Monica Rico’s work as a public history practitioner has been recognized by the Outagamie County Historical Society.
Associate Professor of History at Lawrence University, Rico has been named the 2018 recipient of the historical society’s annual Lillian F. Mackesy Historian of the Year Award, which honors outstanding contributions to Outagamie County history.
She was cited for a pair of public presentations she made in 2017 on the history of environmentalism in the Fox Valley, one to the local community and one to the Northeast Wisconsin Land Trust. She also was recognized for her nearly decade-long service to the Outagamie County Historical Society.

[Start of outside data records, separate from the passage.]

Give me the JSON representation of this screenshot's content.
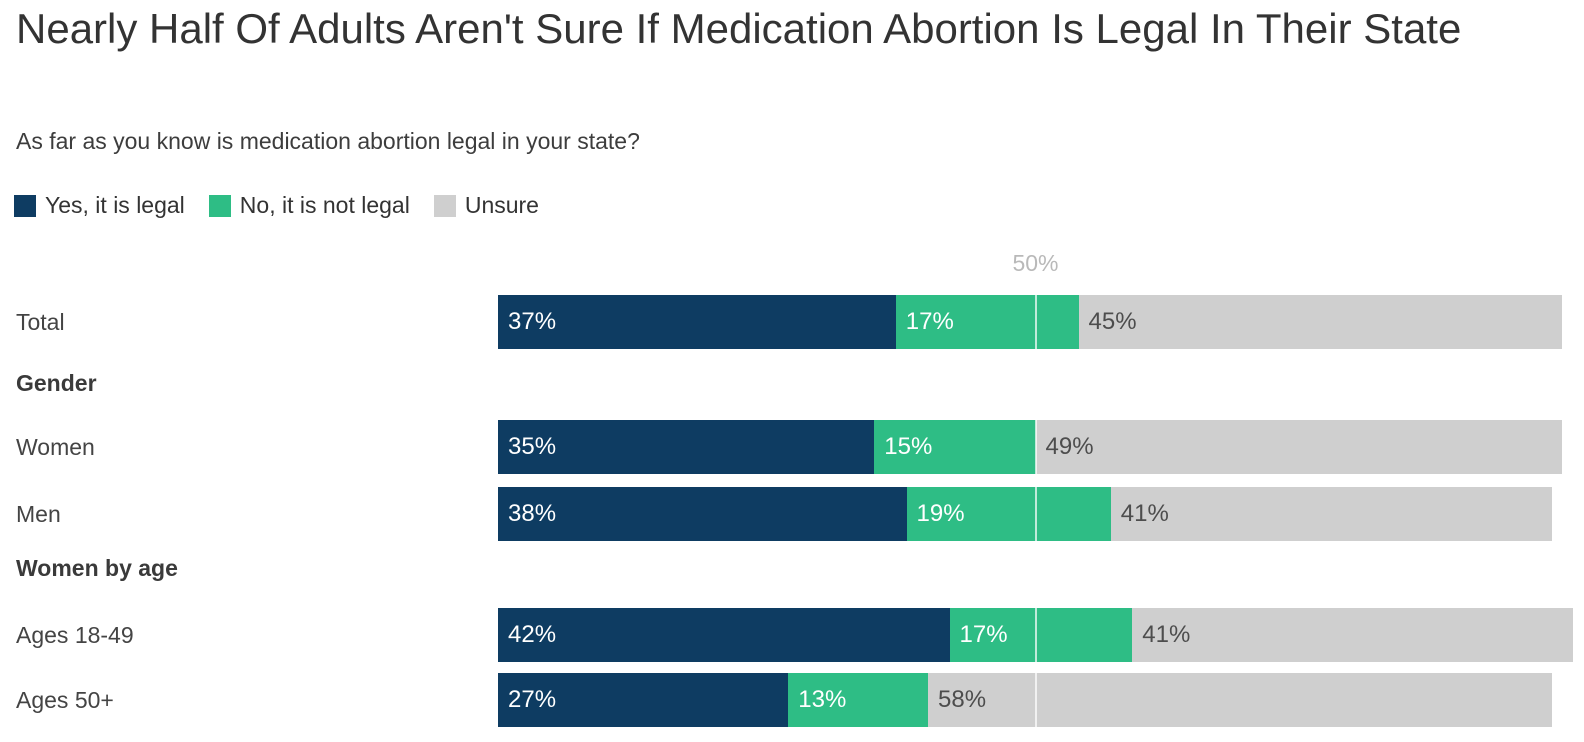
{
  "title": "Nearly Half Of Adults Aren't Sure If Medication Abortion Is Legal In Their State",
  "subtitle": "As far as you know is medication abortion legal in your state?",
  "legend": [
    {
      "label": "Yes, it is legal",
      "color": "#0e3c62",
      "swatch_name": "yes-swatch"
    },
    {
      "label": "No, it is not legal",
      "color": "#2ebd85",
      "swatch_name": "no-swatch"
    },
    {
      "label": "Unsure",
      "color": "#cfcfcf",
      "swatch_name": "unsure-swatch"
    }
  ],
  "colors": {
    "yes": "#0e3c62",
    "no": "#2ebd85",
    "unsure": "#cfcfcf",
    "title_text": "#333333",
    "axis_tick_text": "#b9b9b9",
    "label_on_dark": "#ffffff",
    "label_on_light": "#4d4d4d"
  },
  "chart_data": {
    "type": "bar",
    "orientation": "horizontal",
    "stacked": true,
    "title": "Nearly Half Of Adults Aren't Sure If Medication Abortion Is Legal In Their State",
    "subtitle": "As far as you know is medication abortion legal in your state?",
    "series_names": [
      "Yes, it is legal",
      "No, it is not legal",
      "Unsure"
    ],
    "value_suffix": "%",
    "axis": {
      "min": 0,
      "max": 100,
      "tick_value": 50,
      "tick_label": "50%",
      "gridline": true
    },
    "legend_position": "top",
    "groups": [
      {
        "header": "",
        "rows": [
          {
            "label": "Total",
            "values": [
              37,
              17,
              45
            ]
          }
        ]
      },
      {
        "header": "Gender",
        "rows": [
          {
            "label": "Women",
            "values": [
              35,
              15,
              49
            ]
          },
          {
            "label": "Men",
            "values": [
              38,
              19,
              41
            ]
          }
        ]
      },
      {
        "header": "Women by age",
        "rows": [
          {
            "label": "Ages 18-49",
            "values": [
              42,
              17,
              41
            ]
          },
          {
            "label": "Ages 50+",
            "values": [
              27,
              13,
              58
            ]
          }
        ]
      }
    ]
  }
}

“Beyond doing good history, Monica lead and nurtured the History Museum at the Castle through a time of critical change,” said Matt Carpenter, the History Museum’s executive director. “During her nine years of dedicated service to the board, including seven as board president, Monica made practical decisions and orchestrated consensus that lead to greater financial stability, more meaningful community engagement as well as creative and daring interpretive offerings.”
During Rico’s tenure as board president, the History Museum received numerous state and national awards, including being named one of 15 finalists earlier this month for the National Medal for Museum and Library Service, the country’s most prestigious museum award. National Medal winners will be announced later this spring with representatives from winning institutions honored May 24 at ceremony in Washington, D.C.

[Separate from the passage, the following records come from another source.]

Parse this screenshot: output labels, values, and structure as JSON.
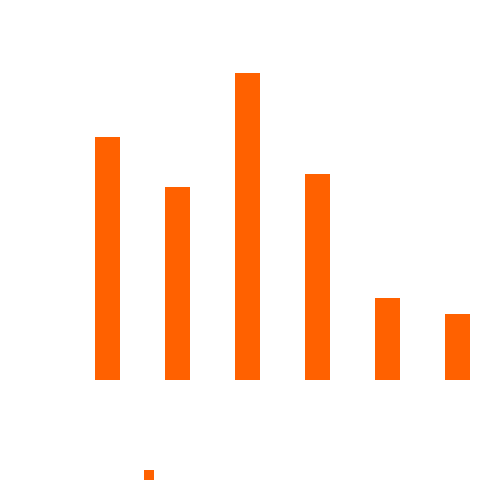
{
  "chart_data": {
    "type": "bar",
    "categories": [
      "",
      "",
      "",
      "",
      "",
      ""
    ],
    "values": [
      243,
      193,
      307,
      206,
      82,
      66
    ],
    "ylim": [
      0,
      330
    ],
    "grid": false,
    "legend": {
      "placement": "bottom",
      "entries": [
        {
          "name": "",
          "color": "#ff6100"
        }
      ]
    },
    "colors": {
      "bar": "#ff6100",
      "background": "#ffffff"
    }
  }
}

Established in 1976 by the Outagamie County Historical Society, the award is named in honor of Lillian Mackesy, a former columnist and editor for The Post Crescent, whose columns included: “Looking Back 100 Years,” “Historically Speaking” and “Remember When?”

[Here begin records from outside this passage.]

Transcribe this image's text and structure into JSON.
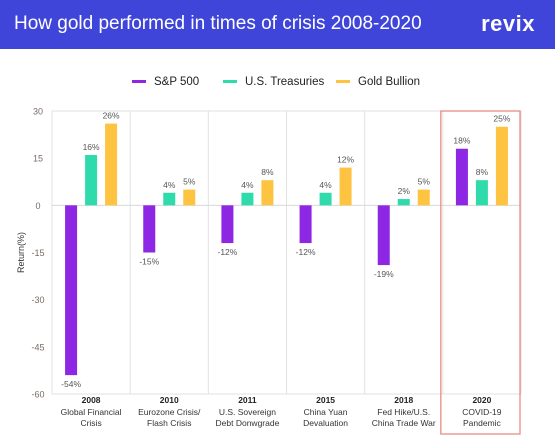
{
  "header": {
    "title": "How gold performed in times of crisis 2008-2020",
    "brand": "revix"
  },
  "colors": {
    "banner": "#3f45d8",
    "highlight_box": "#e8827c"
  },
  "chart_data": {
    "type": "bar",
    "title": "How gold performed in times of crisis 2008-2020",
    "ylabel": "Return(%)",
    "ylim": [
      -60,
      30
    ],
    "yticks": [
      30,
      15,
      0,
      -15,
      -30,
      -45,
      -60
    ],
    "legend_position": "top-center",
    "grid": "vertical category separators",
    "highlighted_category_index": 5,
    "categories": [
      {
        "year": "2008",
        "line1": "Global Financial",
        "line2": "Crisis"
      },
      {
        "year": "2010",
        "line1": "Eurozone Crisis/",
        "line2": "Flash Crisis"
      },
      {
        "year": "2011",
        "line1": "U.S. Sovereign",
        "line2": "Debt Donwgrade"
      },
      {
        "year": "2015",
        "line1": "China Yuan",
        "line2": "Devaluation"
      },
      {
        "year": "2018",
        "line1": "Fed Hike/U.S.",
        "line2": "China Trade War"
      },
      {
        "year": "2020",
        "line1": "COVID-19",
        "line2": "Pandemic"
      }
    ],
    "series": [
      {
        "name": "S&P 500",
        "color": "#8e27e3",
        "values": [
          -54,
          -15,
          -12,
          -12,
          -19,
          18
        ],
        "labels": [
          "-54%",
          "-15%",
          "-12%",
          "-12%",
          "-19%",
          "18%"
        ]
      },
      {
        "name": "U.S. Treasuries",
        "color": "#2fdbaa",
        "values": [
          16,
          4,
          4,
          4,
          2,
          8
        ],
        "labels": [
          "16%",
          "4%",
          "4%",
          "4%",
          "2%",
          "8%"
        ]
      },
      {
        "name": "Gold Bullion",
        "color": "#fec340",
        "values": [
          26,
          5,
          8,
          12,
          5,
          25
        ],
        "labels": [
          "26%",
          "5%",
          "8%",
          "12%",
          "5%",
          "25%"
        ]
      }
    ]
  }
}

Mackesy, the award’s first recipient, was devoted to the preservation and promotion of the region’s historical heritage. Her personal collection forms the core of the History Museum’s research files and photograph collection.
Rico joined the Lawrence faculty in 2001. Her scholarship interests include early America, the American West, gender and environment. The author of the book “Nature’s Noblemen: Transatlantic Masculinities and the Nineteenth Century American West.” She was recognized in 2014 with Lawrence’s Award for Excellence in Creative Activity.
Rico is the third Lawrence faculty member in four years to be honored with the Mackesy Historian of the Year Award. Antoinette Powell, associate professor and music librarian, was recognized in 2015 and anthropologist Peter Peregrine was recognized in 2016.
About Lawrence University
Founded in 1847, Lawrence University uniquely integrates a college of liberal arts and sciences with a nationally recognized conservatory of music, both devoted exclusively to undergraduate education. It was selected for inclusion in the book “Colleges That Change Lives: 40 Schools That Will Change the Way You Think About College.” Engaged learning, the development of multiple interests and community outreach are central to the Lawrence experience. Lawrence draws its 1,500 students from nearly every state and more than 50 countries.